Malta washes its hands off Pilatus

The Malta Financial Services Authority, MFSA has issued a statement saying that the governing council of the European Central Bank has decided to withdraw the authorisation for Pilatus Bank to function as a credit institution. Pilatus Bank’s directors were informed that the bank’s licence had been revoked by the European Central Bank (ECB), approximately two years after it was first implicated in alleged money laundering breaches.

The MFSA said that the ECB had followed the proposal by the MFSA to take this step.
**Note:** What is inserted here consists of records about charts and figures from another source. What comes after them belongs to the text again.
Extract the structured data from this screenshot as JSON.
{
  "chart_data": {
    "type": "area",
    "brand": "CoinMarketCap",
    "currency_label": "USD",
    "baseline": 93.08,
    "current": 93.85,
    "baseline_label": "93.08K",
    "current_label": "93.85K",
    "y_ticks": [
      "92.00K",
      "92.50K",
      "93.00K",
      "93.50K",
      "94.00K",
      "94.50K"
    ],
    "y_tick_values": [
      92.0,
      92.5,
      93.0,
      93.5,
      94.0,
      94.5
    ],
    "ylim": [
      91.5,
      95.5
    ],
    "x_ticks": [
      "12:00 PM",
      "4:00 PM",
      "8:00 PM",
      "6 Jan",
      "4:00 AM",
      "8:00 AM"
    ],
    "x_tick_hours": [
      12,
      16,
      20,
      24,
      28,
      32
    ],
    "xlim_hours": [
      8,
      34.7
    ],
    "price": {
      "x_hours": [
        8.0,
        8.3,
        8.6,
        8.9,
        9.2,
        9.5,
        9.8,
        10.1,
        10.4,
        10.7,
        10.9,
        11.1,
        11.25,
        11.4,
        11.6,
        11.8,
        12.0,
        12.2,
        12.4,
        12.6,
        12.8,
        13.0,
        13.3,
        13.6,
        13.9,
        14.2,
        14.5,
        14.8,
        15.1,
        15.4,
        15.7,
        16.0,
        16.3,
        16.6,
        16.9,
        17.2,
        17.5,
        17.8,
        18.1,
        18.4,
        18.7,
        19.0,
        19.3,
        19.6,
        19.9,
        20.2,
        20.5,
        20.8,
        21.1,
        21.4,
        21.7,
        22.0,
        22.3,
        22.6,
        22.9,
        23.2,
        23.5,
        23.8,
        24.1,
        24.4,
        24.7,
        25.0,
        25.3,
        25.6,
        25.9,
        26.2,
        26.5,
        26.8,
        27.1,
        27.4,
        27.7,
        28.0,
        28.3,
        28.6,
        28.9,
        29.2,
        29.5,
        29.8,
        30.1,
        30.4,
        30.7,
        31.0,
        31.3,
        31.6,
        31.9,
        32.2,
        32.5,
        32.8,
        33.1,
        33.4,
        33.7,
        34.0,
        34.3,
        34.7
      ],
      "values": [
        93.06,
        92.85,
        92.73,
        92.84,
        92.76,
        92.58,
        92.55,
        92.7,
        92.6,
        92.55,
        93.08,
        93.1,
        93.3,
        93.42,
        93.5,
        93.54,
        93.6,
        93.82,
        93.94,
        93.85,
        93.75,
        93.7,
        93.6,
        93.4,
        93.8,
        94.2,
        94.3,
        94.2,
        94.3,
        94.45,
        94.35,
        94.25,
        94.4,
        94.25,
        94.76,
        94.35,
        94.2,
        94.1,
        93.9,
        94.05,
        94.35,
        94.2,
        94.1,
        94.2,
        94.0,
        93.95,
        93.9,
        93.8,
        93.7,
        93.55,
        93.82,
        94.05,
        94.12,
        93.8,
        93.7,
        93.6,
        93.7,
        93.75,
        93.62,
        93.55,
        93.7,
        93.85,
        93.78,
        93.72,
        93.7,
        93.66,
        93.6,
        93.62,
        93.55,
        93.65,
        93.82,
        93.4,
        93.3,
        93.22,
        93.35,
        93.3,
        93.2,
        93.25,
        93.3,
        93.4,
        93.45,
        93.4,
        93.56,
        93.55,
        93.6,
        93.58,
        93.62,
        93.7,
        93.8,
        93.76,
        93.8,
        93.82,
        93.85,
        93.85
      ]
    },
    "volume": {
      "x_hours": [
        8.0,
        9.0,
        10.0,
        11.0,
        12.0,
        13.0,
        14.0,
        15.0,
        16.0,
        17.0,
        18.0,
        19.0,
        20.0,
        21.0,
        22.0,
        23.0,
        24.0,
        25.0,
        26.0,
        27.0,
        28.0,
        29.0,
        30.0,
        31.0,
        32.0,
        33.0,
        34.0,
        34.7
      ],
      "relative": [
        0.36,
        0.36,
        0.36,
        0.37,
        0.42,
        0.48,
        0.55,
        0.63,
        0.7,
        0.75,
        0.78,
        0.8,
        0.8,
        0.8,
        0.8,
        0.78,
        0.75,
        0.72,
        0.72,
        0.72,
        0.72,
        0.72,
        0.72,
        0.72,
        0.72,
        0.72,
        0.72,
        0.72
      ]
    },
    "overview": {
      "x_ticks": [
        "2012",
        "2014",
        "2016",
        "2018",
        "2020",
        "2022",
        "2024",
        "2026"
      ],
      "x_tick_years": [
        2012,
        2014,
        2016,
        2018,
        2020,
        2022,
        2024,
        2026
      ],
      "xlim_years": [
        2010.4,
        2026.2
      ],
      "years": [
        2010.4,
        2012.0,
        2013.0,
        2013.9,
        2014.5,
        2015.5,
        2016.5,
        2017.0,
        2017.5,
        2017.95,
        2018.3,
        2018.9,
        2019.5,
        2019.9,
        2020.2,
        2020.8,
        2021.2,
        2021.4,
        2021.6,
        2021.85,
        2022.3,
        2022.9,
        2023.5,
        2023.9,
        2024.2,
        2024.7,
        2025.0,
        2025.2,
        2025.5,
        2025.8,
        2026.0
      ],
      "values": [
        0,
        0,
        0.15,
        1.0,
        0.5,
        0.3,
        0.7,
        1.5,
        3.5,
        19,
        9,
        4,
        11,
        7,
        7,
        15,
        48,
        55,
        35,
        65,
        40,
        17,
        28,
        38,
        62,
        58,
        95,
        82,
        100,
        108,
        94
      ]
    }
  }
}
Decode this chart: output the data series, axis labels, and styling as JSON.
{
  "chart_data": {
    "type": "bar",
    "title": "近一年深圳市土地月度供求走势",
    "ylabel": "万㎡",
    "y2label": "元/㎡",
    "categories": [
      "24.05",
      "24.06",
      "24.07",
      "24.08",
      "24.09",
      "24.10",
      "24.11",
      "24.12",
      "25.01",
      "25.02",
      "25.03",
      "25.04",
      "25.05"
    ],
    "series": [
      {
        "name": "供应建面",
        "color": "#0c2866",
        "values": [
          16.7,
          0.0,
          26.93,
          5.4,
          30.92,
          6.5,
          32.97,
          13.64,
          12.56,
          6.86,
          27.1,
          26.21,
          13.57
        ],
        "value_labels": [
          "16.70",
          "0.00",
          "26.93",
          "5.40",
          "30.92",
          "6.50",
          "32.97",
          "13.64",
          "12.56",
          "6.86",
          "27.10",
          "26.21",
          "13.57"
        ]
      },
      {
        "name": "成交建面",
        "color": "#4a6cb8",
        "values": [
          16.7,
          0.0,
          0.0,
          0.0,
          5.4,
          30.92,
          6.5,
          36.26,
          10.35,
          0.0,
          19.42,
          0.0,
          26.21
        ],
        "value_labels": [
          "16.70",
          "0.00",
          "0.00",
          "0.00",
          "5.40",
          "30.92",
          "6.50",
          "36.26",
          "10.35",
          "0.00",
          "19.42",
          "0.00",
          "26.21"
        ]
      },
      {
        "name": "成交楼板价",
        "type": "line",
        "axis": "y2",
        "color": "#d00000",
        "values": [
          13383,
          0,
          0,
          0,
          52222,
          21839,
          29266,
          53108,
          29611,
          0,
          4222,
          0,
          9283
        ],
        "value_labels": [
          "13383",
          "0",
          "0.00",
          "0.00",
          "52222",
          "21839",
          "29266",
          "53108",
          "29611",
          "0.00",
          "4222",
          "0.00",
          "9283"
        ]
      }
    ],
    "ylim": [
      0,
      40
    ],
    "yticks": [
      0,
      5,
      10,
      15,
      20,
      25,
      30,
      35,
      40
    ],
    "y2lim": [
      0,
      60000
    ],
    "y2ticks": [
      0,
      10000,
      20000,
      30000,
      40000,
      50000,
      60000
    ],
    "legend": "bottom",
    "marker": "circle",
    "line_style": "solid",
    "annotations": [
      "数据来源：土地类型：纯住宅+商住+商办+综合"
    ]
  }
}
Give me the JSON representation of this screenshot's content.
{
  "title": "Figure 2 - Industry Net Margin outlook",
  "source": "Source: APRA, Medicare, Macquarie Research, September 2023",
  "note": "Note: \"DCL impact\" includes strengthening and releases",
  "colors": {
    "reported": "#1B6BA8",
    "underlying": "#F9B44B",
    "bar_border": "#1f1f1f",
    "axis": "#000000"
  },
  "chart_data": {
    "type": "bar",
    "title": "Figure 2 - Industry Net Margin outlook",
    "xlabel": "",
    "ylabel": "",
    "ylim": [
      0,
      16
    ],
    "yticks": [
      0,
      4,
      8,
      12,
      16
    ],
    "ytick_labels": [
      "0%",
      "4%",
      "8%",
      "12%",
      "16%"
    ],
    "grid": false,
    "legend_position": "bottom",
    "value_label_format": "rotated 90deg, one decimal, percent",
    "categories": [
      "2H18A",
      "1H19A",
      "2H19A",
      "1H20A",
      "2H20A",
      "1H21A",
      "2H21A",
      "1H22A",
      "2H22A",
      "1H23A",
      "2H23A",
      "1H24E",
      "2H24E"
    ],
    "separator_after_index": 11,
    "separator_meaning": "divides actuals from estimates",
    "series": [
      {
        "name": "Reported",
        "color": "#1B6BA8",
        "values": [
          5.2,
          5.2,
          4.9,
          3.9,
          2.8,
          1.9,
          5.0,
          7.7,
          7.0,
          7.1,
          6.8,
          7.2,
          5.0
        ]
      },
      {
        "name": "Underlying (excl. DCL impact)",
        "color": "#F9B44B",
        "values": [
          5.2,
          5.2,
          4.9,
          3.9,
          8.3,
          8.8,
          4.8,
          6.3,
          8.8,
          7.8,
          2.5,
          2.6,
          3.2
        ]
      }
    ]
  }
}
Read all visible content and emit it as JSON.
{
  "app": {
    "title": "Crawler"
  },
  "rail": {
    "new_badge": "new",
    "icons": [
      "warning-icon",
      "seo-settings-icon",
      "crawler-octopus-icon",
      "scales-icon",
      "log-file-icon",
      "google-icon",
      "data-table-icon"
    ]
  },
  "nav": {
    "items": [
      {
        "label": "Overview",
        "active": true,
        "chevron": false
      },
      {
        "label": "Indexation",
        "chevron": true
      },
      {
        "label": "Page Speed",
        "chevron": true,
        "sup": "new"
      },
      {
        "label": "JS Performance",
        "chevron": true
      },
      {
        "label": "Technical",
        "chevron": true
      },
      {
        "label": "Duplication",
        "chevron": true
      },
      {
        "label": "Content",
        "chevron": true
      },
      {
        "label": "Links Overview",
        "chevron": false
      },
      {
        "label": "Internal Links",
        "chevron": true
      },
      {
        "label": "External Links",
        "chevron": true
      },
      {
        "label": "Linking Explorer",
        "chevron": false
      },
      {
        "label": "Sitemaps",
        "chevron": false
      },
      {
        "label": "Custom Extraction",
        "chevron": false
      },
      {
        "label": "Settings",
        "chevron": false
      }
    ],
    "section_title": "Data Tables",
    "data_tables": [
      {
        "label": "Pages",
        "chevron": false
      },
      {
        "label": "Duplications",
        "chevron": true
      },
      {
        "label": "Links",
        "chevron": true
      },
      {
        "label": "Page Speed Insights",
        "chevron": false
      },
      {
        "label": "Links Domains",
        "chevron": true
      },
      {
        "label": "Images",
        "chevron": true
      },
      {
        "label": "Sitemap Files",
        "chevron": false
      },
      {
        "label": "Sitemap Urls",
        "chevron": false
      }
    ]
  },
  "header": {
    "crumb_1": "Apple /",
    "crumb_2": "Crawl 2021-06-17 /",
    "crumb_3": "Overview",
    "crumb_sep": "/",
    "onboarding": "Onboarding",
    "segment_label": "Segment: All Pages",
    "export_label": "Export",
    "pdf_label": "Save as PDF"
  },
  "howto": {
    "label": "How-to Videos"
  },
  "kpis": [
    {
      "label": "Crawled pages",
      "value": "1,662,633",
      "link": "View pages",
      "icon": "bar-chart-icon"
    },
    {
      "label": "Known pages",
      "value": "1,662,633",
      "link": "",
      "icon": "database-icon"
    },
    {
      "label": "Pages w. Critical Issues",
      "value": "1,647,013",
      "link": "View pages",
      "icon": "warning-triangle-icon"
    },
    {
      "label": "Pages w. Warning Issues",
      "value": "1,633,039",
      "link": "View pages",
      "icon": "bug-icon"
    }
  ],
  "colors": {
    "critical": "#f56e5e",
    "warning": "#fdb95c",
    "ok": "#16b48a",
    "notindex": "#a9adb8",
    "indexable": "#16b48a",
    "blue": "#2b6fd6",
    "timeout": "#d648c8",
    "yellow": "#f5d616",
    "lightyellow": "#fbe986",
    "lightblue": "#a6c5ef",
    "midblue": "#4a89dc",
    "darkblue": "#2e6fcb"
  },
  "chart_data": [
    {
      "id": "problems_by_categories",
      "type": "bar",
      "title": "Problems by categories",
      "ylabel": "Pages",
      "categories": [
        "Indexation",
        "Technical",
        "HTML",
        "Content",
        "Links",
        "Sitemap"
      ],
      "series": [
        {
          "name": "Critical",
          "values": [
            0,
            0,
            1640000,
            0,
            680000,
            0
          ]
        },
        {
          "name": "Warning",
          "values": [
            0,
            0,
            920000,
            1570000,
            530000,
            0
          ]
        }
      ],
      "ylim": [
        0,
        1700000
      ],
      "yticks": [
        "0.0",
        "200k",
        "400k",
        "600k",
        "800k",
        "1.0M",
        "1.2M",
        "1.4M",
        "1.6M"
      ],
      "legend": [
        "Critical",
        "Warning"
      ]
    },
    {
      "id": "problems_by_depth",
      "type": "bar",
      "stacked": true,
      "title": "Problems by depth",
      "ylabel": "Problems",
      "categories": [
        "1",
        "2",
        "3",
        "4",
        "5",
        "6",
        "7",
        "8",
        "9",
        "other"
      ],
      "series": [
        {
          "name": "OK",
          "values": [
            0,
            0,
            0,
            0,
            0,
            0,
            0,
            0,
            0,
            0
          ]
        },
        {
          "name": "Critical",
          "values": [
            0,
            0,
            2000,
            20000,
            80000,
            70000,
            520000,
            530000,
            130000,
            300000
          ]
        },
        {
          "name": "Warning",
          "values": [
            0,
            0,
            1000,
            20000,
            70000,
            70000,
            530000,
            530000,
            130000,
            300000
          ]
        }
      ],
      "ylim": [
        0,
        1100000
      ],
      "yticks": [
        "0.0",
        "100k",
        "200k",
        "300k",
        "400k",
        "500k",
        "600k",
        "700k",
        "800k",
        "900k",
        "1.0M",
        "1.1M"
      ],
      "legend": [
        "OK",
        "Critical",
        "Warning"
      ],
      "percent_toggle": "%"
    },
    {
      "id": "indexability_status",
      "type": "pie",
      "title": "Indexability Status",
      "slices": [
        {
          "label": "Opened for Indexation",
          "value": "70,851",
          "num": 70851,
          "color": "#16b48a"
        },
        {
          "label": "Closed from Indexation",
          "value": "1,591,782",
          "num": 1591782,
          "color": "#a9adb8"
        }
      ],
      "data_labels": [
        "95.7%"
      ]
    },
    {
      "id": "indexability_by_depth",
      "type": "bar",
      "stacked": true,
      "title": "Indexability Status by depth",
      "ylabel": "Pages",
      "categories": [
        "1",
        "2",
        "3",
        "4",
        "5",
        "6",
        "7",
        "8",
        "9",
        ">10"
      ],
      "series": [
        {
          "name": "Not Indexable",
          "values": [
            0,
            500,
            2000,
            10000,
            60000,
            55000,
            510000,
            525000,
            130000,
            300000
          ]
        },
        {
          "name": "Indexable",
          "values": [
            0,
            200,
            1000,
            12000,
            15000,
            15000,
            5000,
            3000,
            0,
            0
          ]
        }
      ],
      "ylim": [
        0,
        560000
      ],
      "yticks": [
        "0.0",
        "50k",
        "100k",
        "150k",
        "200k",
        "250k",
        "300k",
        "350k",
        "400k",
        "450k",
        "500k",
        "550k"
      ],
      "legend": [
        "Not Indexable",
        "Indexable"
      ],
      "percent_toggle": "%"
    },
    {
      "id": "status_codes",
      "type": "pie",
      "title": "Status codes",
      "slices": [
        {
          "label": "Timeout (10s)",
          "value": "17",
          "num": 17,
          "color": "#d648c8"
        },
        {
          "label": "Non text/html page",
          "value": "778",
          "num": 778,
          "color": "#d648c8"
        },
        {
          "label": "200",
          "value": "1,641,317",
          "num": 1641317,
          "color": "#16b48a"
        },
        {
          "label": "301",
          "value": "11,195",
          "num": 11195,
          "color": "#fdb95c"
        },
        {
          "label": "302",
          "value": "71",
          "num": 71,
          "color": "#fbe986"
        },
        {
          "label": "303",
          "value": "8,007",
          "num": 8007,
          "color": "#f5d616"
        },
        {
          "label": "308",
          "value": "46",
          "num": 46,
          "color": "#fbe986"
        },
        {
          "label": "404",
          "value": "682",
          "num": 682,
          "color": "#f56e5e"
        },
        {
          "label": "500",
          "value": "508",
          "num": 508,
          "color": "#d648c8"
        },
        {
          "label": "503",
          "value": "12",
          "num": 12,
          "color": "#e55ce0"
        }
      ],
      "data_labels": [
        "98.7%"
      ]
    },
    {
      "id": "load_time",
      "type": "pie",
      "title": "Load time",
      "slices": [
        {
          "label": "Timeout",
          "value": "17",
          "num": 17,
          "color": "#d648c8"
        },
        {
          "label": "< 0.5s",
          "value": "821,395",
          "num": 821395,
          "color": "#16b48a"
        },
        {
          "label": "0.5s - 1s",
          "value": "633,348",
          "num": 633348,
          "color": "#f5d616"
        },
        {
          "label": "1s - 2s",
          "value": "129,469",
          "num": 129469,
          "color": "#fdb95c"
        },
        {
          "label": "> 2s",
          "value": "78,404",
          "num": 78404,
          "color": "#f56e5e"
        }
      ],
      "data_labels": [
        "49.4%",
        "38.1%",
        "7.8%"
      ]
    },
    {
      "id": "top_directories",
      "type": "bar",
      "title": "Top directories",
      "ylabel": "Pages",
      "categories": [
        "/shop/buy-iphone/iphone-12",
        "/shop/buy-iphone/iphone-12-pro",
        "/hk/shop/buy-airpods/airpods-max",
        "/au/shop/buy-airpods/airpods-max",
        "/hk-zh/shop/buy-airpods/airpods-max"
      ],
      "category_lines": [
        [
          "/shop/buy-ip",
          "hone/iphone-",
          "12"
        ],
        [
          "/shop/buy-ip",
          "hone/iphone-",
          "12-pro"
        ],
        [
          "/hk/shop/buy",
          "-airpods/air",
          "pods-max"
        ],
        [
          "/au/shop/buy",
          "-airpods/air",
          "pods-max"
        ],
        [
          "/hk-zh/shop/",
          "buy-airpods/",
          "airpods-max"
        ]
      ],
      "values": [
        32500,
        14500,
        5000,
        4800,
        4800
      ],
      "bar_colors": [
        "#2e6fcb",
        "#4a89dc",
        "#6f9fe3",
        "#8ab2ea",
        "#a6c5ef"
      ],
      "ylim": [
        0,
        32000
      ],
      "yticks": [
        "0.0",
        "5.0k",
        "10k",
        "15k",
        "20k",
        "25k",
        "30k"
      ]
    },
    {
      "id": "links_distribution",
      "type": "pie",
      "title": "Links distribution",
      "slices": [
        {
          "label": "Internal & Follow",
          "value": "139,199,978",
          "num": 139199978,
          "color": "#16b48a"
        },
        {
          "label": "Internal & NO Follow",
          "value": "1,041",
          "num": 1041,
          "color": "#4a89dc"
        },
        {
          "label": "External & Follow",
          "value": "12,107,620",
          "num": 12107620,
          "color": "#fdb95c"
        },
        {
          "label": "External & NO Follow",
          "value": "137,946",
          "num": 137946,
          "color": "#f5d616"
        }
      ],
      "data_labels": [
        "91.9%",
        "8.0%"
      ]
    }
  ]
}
Meanwhile, a previously appointed Competent Person will remain in control of the bank and all of the regulatory measures taken in relation to the bank remain in full force and applicable until further notice by the
Authority.

The Head of Delegation and Nationalist MEP David Casa had reported the matter to ECB’s Supervisory Board back in November 2017 to intervene in the case of Pilatus Bank. The Ta’ Xbiex-based bank was registered on 6 December 2013, while a branch was opened in London but closed down by April 2018. Pilatus Bank was at the centre of slain journalist Daphne Caruana Galizia’s reporting on allegations of government corruption and money laundering, with journalists door-stepping chairman Ali Sadr Hashemi Nejad as he left the bank late one evening with 2 suitcases. Russian whistleblower Maria Efimova had alleged that the Prime Minister’s wife was the owner of the Panama registered company, EGRANT. A magisterial inquiry had exonerated Mrs Muscat.

Ali Sadr, whose wedding was attended by Prime Minister Joseph Muscat and his Chief of Staff Keith Schembri ,  was subsequently arrested by US authorities on allegations of sanction-breaking. The European Banking Authority had accused Malta of “systematic failings” in handling the Pilatus case, prompting the Authority to issue 8 recommendations to the Financial Intelligence Analysis Unit (FIAU).